On 19 November, 2017 10:50, Joseph R. Justice <jayare...@gmail.com> asked:

>I'd think that dropping a newer version of SQLite, compiled as a run-
>time linkable library, into a pre-existing binary compiled to use a
>previous version of SQLite would require the ABI for SQLite (compiled 
>for use >as a linkable library) to be identical between versions, or 
>at least backwards compatible (such that a newer version of the 
>library can be used with an application compiled for a previous 
>version of the library to provide the same functionality as the 
>previous version, tho not newer functionality first provided by 
>the newer version of the library).

>But is this a reasonable thing to expect on any platform, and
>specifically on the Windows platform?  

>I don't know that it is, at least in this case.

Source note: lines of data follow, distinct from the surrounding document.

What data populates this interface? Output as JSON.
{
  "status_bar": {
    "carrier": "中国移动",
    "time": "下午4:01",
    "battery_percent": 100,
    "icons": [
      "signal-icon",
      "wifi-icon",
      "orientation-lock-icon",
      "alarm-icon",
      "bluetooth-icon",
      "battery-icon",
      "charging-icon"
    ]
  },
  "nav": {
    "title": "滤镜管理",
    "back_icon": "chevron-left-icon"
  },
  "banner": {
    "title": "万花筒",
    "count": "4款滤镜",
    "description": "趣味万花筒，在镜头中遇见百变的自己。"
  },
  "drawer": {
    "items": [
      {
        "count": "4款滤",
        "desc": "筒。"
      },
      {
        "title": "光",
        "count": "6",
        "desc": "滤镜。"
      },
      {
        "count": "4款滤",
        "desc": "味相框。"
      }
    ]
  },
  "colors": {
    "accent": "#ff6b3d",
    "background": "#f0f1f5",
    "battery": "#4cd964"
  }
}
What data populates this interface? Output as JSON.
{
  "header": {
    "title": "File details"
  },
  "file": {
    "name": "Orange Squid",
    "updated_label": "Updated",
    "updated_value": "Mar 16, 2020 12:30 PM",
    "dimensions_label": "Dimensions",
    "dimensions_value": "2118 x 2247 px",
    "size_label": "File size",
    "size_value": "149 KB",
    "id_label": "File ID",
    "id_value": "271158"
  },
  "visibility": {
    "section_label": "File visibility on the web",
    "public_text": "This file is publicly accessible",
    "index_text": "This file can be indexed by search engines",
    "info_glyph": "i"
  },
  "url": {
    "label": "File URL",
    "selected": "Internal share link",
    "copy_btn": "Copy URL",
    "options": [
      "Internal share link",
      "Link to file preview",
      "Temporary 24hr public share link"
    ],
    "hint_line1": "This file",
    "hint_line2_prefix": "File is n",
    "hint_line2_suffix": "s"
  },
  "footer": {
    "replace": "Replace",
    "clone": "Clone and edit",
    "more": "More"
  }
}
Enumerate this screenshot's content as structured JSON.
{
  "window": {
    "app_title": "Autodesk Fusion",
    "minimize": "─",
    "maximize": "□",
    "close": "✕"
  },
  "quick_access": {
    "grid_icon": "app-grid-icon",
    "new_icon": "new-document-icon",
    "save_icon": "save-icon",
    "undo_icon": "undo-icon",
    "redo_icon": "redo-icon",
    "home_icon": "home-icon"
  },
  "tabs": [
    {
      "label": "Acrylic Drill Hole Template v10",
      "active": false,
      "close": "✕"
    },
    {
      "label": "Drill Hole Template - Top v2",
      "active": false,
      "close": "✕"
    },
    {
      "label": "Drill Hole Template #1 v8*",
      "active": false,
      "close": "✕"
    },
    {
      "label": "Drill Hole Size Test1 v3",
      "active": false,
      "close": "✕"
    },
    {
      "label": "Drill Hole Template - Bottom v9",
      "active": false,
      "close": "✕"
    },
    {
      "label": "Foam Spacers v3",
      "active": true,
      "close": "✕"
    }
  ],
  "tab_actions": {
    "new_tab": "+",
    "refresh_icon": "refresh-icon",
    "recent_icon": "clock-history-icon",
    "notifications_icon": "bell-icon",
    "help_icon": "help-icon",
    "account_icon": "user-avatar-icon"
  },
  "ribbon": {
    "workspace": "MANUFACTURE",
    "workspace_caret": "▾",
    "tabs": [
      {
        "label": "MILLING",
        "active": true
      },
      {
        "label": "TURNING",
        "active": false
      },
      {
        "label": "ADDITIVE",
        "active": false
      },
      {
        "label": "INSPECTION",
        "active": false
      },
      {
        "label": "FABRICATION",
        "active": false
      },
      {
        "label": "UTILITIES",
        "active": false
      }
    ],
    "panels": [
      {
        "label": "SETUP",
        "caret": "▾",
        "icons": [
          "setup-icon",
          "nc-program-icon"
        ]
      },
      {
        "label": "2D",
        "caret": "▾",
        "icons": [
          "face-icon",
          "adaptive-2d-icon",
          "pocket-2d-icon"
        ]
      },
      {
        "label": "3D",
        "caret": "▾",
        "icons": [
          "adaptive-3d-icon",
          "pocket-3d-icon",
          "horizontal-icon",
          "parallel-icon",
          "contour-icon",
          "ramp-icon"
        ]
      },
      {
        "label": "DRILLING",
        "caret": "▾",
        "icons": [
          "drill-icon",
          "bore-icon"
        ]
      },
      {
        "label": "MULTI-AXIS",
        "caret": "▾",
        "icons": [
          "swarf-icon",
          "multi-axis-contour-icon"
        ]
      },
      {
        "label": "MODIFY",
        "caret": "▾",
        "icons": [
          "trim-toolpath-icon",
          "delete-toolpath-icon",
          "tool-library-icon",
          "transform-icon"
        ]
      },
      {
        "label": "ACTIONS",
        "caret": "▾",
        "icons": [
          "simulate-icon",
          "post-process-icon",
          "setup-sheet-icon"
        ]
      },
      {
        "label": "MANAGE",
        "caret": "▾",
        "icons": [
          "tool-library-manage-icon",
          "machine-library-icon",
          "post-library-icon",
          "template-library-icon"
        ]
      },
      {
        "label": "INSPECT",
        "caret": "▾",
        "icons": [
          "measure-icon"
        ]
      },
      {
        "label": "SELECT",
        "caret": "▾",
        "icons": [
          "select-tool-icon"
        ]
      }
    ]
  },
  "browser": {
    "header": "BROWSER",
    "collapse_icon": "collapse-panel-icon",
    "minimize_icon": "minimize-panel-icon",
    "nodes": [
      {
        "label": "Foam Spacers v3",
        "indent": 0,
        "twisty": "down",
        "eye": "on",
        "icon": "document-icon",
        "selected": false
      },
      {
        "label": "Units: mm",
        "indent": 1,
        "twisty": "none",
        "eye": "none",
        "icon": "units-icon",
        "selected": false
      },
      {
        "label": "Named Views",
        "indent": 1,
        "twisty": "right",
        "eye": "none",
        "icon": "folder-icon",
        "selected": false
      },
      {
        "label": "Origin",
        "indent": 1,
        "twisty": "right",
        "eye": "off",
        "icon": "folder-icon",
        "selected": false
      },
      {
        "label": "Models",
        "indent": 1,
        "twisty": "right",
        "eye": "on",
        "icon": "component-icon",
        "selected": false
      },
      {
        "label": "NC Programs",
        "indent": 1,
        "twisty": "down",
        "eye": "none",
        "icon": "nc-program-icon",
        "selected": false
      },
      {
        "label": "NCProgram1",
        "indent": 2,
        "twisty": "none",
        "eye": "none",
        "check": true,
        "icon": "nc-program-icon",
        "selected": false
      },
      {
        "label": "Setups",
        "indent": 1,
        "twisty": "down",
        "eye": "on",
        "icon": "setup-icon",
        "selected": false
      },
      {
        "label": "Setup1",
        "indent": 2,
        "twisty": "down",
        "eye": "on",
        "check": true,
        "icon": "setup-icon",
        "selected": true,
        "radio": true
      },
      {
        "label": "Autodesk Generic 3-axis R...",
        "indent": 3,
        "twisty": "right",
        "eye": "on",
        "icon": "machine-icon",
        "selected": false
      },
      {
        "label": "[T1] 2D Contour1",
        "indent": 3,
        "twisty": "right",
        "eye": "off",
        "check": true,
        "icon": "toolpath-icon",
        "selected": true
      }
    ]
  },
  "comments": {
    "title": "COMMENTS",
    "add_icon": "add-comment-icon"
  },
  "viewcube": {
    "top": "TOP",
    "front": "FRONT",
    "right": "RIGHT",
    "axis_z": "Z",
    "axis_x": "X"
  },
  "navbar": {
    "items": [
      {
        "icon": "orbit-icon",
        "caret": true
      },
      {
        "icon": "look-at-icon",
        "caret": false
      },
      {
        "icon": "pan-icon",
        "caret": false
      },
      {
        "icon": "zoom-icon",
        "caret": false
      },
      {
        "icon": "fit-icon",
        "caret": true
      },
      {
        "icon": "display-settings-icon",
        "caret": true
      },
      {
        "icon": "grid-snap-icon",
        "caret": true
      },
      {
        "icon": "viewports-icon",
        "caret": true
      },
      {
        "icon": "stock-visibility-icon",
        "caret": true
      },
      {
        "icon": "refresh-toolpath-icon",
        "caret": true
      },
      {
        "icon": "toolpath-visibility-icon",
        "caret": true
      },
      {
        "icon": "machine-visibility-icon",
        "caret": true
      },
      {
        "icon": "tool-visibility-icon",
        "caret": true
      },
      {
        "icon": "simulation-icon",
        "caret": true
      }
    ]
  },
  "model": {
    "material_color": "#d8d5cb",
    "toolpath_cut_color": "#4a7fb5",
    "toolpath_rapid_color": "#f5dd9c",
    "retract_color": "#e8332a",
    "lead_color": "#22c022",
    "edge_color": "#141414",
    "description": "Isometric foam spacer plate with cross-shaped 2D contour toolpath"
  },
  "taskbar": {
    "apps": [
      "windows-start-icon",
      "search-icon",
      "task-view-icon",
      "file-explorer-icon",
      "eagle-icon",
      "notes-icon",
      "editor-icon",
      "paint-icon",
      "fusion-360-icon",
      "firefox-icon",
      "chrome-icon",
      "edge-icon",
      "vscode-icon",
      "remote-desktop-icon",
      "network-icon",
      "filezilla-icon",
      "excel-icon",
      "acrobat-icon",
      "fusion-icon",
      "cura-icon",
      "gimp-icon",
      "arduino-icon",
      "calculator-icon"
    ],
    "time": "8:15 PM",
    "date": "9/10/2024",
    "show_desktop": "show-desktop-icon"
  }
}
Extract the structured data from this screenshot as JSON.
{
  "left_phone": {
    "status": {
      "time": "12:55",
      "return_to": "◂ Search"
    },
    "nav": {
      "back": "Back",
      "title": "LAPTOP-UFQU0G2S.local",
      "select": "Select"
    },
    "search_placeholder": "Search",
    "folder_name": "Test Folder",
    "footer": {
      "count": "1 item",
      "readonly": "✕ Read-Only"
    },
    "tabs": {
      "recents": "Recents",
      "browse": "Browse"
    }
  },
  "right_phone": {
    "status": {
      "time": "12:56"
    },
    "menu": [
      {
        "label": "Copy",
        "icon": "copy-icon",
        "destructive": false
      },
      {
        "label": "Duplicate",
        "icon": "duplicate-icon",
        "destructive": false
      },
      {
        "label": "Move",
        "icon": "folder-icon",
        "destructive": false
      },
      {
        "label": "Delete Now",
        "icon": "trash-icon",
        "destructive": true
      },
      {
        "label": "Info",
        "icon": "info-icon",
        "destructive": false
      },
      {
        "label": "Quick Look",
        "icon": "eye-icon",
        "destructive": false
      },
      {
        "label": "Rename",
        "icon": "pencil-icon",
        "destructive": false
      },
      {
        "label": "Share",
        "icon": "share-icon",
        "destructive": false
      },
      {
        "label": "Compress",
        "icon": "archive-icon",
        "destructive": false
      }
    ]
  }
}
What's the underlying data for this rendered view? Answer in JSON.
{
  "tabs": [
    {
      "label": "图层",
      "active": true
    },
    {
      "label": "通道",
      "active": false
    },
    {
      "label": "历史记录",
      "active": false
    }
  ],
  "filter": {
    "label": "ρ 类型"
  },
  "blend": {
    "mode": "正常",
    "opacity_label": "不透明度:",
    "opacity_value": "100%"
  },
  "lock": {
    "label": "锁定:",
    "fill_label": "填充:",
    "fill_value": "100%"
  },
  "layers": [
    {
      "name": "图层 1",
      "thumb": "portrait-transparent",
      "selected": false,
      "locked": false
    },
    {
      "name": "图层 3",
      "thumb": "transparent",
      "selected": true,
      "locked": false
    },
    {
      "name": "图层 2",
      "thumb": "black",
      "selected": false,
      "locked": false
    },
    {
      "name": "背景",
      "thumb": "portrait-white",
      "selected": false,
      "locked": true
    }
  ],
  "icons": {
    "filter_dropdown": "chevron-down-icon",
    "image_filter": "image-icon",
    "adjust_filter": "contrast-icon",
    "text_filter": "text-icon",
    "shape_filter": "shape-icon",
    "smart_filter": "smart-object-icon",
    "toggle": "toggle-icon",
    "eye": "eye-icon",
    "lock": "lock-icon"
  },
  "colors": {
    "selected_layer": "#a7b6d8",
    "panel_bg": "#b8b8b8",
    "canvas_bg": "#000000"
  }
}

On Windows at least, unless deliberate action has been taken to ensure 
incompatibility (such as changing the definition of an exported function) or 
using "ordinal" rather than "name" exports, then the answer is yes.  You can 
simply "replace" the DLL with a newer version.  This is why programs that were 
written for windows in the mid-90's still continue to work to this day.  The 
Win32 API has not changed since it was introduced many many many many many 
years ago, and there is no such thing as "Windows Version Obsolescence" except 
where it has been done deliberately and with pre-knowledge and malicious intent 
by the software author.

The same applies for SQLite and anything else that has a stable interface.